To credit a technical advance to a person's identity is to commit the 'Correlation is not Causation' fallacy. While diversity in a technical pool is interesting, the technical merit of the contribution must stand alone, independent of the contributor's personal characteristics. Shifting the focus from 'Does it work?' to 'Who wrote it?' is fundamentally anti-meritocratic and undermines the value of the technical discussion.
The health of a technical community like this one depends on its ability to separate the merit of the work from the moral character of the contributor. This is a necessary separation to preserve the integrity of the technical commons. For instance, a paper on a secure hash algorithm should be judged only on its mathematical proof, regardless of the author's personal life. Any attempt to link the two injects ad hominem fallacy into a technical evaluation.
You'll notice that the author (me) didn't actually credit the invention of the computer to Turing's sexuality.

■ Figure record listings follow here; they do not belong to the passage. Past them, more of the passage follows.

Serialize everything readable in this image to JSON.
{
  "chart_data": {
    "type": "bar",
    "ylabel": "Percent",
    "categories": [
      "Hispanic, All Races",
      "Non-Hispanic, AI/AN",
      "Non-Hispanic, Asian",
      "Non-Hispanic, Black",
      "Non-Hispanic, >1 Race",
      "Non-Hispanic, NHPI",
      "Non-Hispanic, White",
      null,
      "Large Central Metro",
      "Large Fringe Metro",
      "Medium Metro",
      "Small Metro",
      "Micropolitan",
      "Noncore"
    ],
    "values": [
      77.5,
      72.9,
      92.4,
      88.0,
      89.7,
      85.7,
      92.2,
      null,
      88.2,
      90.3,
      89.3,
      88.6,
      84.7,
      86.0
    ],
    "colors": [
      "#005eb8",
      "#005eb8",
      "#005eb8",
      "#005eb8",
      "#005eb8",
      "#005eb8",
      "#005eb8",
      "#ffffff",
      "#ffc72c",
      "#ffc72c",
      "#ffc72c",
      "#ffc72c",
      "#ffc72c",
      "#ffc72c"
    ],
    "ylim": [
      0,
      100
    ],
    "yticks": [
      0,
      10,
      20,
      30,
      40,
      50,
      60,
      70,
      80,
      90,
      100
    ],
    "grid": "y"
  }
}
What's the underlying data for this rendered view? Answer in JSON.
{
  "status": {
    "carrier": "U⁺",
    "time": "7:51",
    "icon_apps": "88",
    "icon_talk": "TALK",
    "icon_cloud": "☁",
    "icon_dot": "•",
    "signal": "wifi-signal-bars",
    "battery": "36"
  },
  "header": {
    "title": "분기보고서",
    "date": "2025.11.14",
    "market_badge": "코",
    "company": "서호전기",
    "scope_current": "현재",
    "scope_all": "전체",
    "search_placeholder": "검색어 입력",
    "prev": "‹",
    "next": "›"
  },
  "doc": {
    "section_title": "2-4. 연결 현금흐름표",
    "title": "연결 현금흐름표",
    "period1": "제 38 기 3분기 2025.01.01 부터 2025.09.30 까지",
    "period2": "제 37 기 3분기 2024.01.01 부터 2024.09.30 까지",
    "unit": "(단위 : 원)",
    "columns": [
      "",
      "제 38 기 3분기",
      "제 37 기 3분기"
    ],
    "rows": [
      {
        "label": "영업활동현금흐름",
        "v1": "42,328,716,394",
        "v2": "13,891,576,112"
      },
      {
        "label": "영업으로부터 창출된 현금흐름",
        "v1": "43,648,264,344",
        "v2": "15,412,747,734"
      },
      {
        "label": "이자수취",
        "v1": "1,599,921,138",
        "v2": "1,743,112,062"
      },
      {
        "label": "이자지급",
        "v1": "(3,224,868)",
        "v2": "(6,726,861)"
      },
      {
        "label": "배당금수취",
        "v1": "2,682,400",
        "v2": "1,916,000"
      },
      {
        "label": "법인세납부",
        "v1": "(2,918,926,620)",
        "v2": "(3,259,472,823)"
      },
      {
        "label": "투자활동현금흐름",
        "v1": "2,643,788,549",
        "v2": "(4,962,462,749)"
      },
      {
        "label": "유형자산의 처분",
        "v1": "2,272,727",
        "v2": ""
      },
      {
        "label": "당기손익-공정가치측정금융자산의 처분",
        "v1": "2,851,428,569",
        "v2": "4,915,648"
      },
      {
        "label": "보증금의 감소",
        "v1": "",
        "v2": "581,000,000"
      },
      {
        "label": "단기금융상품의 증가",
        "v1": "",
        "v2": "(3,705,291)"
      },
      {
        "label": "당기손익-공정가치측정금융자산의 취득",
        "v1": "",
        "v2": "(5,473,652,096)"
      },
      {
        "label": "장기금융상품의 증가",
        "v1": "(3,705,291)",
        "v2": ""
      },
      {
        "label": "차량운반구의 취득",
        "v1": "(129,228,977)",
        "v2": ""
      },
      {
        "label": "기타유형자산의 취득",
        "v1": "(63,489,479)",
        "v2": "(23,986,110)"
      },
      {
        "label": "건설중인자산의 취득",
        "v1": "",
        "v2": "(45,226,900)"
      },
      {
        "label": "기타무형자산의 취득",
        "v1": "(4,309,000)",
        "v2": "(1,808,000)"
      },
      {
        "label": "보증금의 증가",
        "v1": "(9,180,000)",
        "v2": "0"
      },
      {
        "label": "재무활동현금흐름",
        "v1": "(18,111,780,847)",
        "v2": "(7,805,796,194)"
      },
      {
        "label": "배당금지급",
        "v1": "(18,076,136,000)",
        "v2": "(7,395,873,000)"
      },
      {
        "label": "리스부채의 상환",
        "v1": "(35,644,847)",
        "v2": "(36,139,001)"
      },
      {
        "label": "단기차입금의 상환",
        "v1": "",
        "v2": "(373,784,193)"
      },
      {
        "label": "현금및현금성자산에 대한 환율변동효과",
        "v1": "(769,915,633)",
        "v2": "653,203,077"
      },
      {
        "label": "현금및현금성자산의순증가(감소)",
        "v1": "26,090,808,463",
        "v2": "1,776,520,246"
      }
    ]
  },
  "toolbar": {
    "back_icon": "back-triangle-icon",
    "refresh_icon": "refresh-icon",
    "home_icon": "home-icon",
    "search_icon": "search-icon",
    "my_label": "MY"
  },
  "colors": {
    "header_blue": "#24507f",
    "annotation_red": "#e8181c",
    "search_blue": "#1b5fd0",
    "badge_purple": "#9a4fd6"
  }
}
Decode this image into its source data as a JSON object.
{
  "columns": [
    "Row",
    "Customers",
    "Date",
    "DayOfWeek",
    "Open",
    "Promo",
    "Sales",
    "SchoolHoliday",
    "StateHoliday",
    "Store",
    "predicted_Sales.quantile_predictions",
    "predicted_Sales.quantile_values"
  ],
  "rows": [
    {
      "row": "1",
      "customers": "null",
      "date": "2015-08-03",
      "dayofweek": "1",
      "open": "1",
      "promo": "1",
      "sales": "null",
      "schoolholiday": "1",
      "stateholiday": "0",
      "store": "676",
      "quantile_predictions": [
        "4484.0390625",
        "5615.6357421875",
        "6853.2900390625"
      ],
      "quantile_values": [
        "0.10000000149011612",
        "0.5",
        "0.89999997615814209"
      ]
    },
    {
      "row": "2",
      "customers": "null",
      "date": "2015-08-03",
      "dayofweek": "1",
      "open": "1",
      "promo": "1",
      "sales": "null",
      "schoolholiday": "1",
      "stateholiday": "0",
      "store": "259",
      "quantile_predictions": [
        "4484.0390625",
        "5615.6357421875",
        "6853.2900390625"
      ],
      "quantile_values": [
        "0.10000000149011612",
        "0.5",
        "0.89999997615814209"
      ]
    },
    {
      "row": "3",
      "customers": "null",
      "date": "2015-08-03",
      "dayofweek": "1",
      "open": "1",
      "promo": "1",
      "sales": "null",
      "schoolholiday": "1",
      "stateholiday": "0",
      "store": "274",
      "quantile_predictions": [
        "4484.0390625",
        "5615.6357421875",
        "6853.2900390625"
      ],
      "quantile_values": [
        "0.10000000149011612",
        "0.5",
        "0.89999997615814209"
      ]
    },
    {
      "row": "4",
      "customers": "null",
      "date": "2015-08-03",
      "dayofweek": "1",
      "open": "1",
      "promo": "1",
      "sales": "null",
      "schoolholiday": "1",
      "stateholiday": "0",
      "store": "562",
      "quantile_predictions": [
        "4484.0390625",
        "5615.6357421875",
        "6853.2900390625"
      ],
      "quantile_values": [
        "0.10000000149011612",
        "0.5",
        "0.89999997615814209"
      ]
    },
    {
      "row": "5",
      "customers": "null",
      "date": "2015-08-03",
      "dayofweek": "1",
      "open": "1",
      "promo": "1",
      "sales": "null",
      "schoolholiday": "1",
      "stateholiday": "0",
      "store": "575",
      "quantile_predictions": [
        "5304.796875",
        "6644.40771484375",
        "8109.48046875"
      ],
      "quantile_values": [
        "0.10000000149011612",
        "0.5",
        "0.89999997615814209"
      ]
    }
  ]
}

But it is an undeniable fact that he was gay.
If the British government had banned him from working at Bletchly Park because of that, would the computer still have been developed? Certainly he wasn't the only one working on it, but historians and computer scientists seem to agree that he was a key figure.
The health of a technical community depends on its ability to attract contributors from a wide variety of backgrounds.
We agree that the result of the work is what is important. I'm arguing that Stephen Hawking can't participate unless you install wheelchair ramps.